This review will contain spoilers for Yuri Is My Job! Volume 1
Now that Hime knows Mitsuki’s true identity, the pair have been unable to work together at all. This means that their whole schwestern (a.k.a sisters) act is slowly falling apart, causing rumours and whispers in their café. Can they repair their relationship and learn to work together again? Or will they be forced to break off their act and risk the café’s reputation?
The first act (or shift as they’re called in this series) of the volume takes us back to where our heroines first met and their blossoming friendship, leading up to when it all fell apart. Whilst the inevitable break-up itself relies heavily on a tired ‘misunderstanding’ trope that may or may not bother some readers, there’s no denying that the build-up of their friendship is handled very nicely. You can see how the pair gravitated towards each other and why they worked well together, personality-wise. The act itself is also incredibly sweet and cute; Mitsuki (real name Yano) as a younger student is adorable, despite her sterner exterior. The other student’s dislike for the poor girl, who tries to hide her pain, is also illustrated well as she tries her best in anything she puts her mind to, and seeing Hime helping her come out of her shell a bit more really sow the seeds of a lovely connection.
The following acts return to what’s happening in the present day, with Hime and Yano now avoiding each other and risking their jobs as a result. Despite Hime’s natural instinct to put on her cuteness face and make everyone like her, this new revelation has completely thrown her off and she has no idea as to how to solve it. It’s a mind game, again based upon a simple misunderstanding that logically could have been solved quickly in real life (but then we wouldn’t have a romantic comedy, would we?) Nevertheless, you can understand both points of view: Yano was Hime’s first ‘real’ friend who ended up, in her mind, betraying her, despite telling her why she does the things she does. However, from Yano’s standpoint, Hime is her close friend and constantly feels the need to keep up her façade of sweetness and cuteness rather than do what she’s really passionate about, whereas Yano, who’s hard-working and serious, struggles to see why Hime acts the way she does. This sort of conflict, and the arguing and tensions that comes from it, could have been a nugget for some yuri writers to drag out the entire series, however Miman doesn’t do that at all. Instead, the pair finally come together towards the end of the book and manage to actually express their feelings, leading to a mutual and heartfelt conclusion. This writing is much appreciated as too many rom-coms, or series with romance in them, tend to take it to breaking point, just so the reunion/resolution is served as the climax, but here the rebuilding of friendship is necessary – not only for the job but to really feel connected to these two as a couple and help them evolve as characters, both together and separately. It’s more interesting to see how they progress from here and where the story will take them now that their past conflict is resolved, rather than using it as a cheap trick to run the ‘will they, won’t they?’ trope into the ground.

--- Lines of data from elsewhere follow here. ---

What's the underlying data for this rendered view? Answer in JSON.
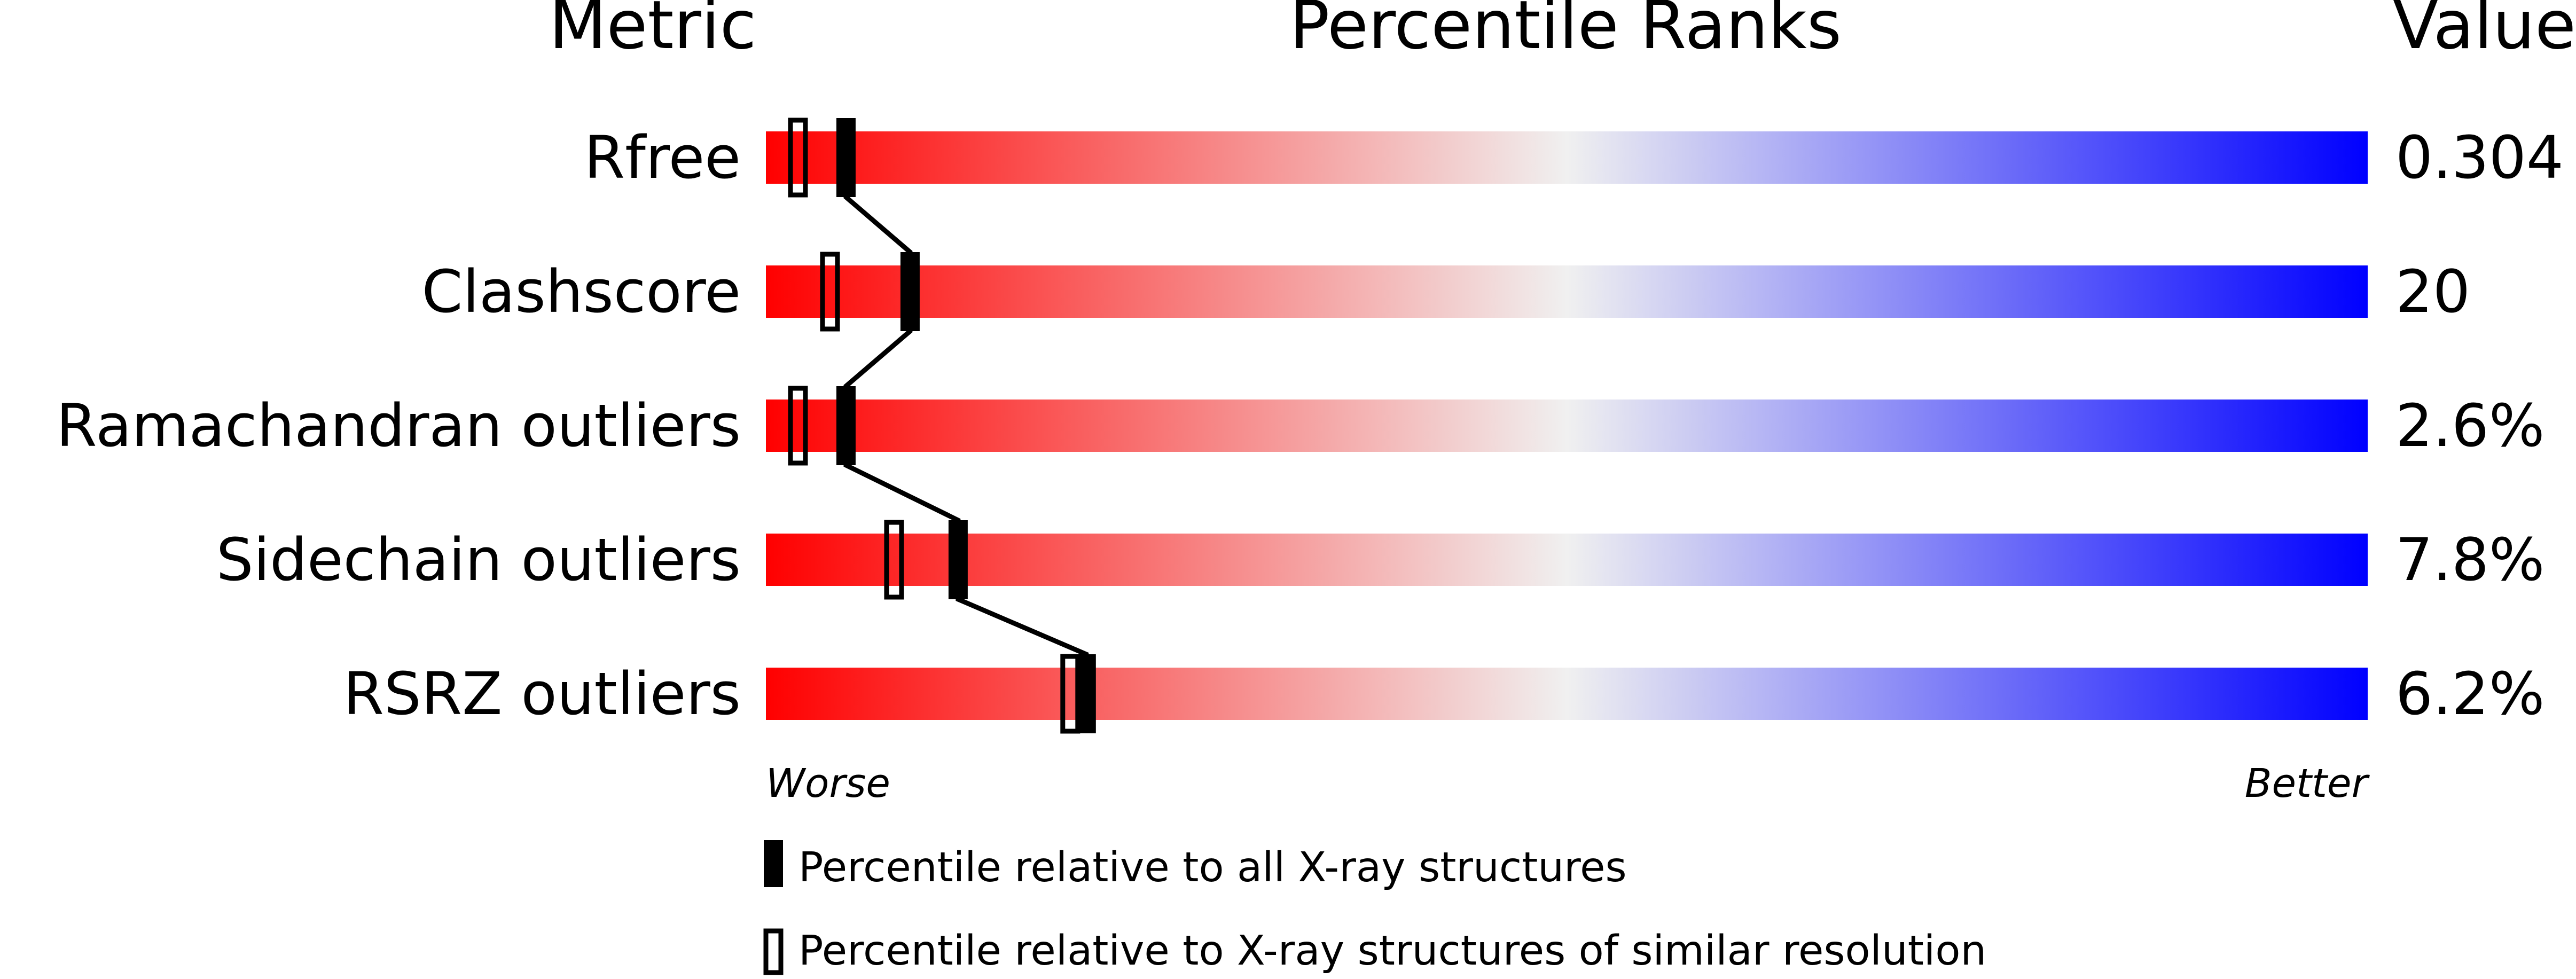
{
  "chart_data": {
    "type": "bar",
    "headers": {
      "metric": "Metric",
      "ranks": "Percentile Ranks",
      "value": "Value"
    },
    "xlim": [
      0,
      100
    ],
    "scale_labels": {
      "worse": "Worse",
      "better": "Better"
    },
    "colors": {
      "worse": "#ff0000",
      "middle": "#f0f0f0",
      "better": "#0000ff",
      "marker": "#000000"
    },
    "rows": [
      {
        "metric": "Rfree",
        "value": "0.304",
        "percentile_all": 5,
        "percentile_similar": 2
      },
      {
        "metric": "Clashscore",
        "value": "20",
        "percentile_all": 9,
        "percentile_similar": 4
      },
      {
        "metric": "Ramachandran outliers",
        "value": "2.6%",
        "percentile_all": 5,
        "percentile_similar": 2
      },
      {
        "metric": "Sidechain outliers",
        "value": "7.8%",
        "percentile_all": 12,
        "percentile_similar": 8
      },
      {
        "metric": "RSRZ outliers",
        "value": "6.2%",
        "percentile_all": 20,
        "percentile_similar": 19
      }
    ],
    "legend": [
      {
        "marker": "filled",
        "label": "Percentile relative to all X-ray structures"
      },
      {
        "marker": "open",
        "label": "Percentile relative to X-ray structures of similar resolution"
      }
    ]
  }
}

In the last act there’s not much plot progression aside from hinting at the next arc, which seems to be focusing on Hime’s friend Kanoko, who’s been playing the ‘third wheel’ character so far in the story. There have been many hints that there’s more to her than that, as well as potentially something more troubling, so the next volume should be quite interesting to see how it develops, considering how well the story is going so far.
Art continues to be a highlight of the book with lots of lovingly detailed panels of the main pair that are very expressive and intimate. The colour pages at the top only serve to highlight this so I hope we can get a few more in the next book. This volume also contains a side story that takes place when Hime and Yano were kids, plus a mini-afterword where the author interestingly discusses her original plans for the series to try and make it all one volume – lucky for us she didn’t stick to that plan!
Volume 2 of Yuri Is My Job! continues the story strongly by allowing events and relationships to progress naturally rather than trying to stretch the clichés to ridiculous extremes. The relationships are written well, with lovely art and the story is perfectly paced. Keep it up, Miman!